Definition of “treatment” (in Section 2) confines it to treatment for the purposes of ameliorating a mental disorder.  Provision should be made for the treatment of a patient for ameliorating a physical disorder while that person is bound by an admission order, with the appropriate safeguards.  The Inspector should have the obligation to review and report on the medical treatment of both mental and physical disorders of both voluntary and involuntary detained patients.  (See Section 50.)

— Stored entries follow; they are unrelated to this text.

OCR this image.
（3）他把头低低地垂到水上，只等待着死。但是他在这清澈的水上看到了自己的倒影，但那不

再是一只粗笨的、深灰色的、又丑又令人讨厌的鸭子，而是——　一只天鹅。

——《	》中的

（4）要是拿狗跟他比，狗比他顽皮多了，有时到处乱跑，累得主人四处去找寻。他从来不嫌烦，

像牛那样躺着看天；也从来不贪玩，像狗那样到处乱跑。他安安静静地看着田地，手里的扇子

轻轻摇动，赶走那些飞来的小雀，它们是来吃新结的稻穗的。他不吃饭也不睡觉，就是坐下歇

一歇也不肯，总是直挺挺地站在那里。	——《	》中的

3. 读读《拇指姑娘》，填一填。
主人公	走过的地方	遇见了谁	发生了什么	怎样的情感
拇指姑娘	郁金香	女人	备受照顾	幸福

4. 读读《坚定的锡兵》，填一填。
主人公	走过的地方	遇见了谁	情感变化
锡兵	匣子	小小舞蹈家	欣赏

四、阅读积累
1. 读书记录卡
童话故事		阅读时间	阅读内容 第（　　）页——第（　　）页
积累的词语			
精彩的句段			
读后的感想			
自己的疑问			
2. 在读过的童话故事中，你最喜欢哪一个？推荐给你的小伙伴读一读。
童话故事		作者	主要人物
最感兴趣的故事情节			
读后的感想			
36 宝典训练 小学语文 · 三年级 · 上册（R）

More generally, the GP (in relation to Section 9) and the approved centre (in relation to Section 13) should have power to give emergency treatment after the GP has made the recommendation, but before the mentally ill person has become a “patient”.  In many cases it would be necessary to administer medication to sedate the person and Section 56 would need to be amended to permit this treatment.

Sections 57, 58 and 59.

The Committee considers that the protections given by these Sections should correspond as nearly as possible to Section 57, and that if the Tribunals do not have a role in Sections 58 and 59, then the Commission and/or the Inspector should have a specific function in policing these sections and reporting thereon.  The point has been made to the Committee that ECT is not very widely practised and so suggests that patients should be afforded the same protection with regard to ECT under Section 58 as they are with regard to psycho-surgery under Section 57.  Each course of ECT should be open to being appealed to the Mental Health Tribunal.

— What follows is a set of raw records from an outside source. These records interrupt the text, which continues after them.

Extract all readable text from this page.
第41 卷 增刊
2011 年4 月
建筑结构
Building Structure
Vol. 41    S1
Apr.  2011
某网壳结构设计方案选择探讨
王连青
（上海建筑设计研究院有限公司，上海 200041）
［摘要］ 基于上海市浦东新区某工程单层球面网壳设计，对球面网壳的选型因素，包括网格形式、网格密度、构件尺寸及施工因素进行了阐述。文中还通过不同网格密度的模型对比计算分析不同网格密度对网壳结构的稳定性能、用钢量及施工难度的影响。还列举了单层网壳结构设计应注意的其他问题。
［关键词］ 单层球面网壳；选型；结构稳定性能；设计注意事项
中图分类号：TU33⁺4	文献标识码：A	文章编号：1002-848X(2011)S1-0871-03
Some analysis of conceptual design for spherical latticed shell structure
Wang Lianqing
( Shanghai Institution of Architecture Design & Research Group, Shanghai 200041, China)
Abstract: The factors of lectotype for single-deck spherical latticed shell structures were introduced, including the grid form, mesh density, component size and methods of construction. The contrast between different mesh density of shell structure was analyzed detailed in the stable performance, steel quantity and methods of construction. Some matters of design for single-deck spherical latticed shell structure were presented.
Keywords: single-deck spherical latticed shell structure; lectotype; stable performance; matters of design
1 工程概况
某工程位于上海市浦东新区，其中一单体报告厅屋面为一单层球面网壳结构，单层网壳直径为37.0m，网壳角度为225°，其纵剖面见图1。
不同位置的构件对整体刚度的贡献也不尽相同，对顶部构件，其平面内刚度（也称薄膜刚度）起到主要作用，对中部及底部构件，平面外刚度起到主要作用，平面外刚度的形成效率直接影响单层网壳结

These Sections should also be made apply to voluntary patients.

There should be a criminal sanction for the infringement of these three Sections.  There is no sanction whatever as the Bill stands, and Section 72 will provide an almost complete amnesty in regard to civil proceedings for breaches of these Sections.  The disqualifications contemplated by Section 9 should apply to the consultant psychiatrists mentioned in these Sections also.

Section 63.

(5)(b) The Committee suggests that the Bill provide that registration may be refused or cancelled if the proprietor or a relation has been convicted of an offence under the Bill (not just Part 5) or an offence under the Nursing Homes Act, or similar legislation, and that the proprietor must hold certain prescribed qualifications.

Section 65.

(2) The Committee suggests that the Bill provide that qualifications of staff be prescribed.

Section 67.

The Committee considers the penalties on summary conviction to be inadequate.

Section 68.

The Committee strongly feels that this Section should apply to voluntary patients as well as “patients” as defined in the Bill.  Voluntary patients must have the same protection under the Bill as those involuntary detained.

Section 72.

The Committee strongly opposes this Section, and feels it may be unconstitutional.  At the very least, the Section should provide that nothing shall prevent proceedings being instituted where the act complained of was done in contravention of a provision of the Act (e.g. treatment without consent).

Section 73.

(2) The Committee suggests that 12 months is a little short, considering the complainant may be unable to make a complaint as quickly as a person not suffering from mental disorder.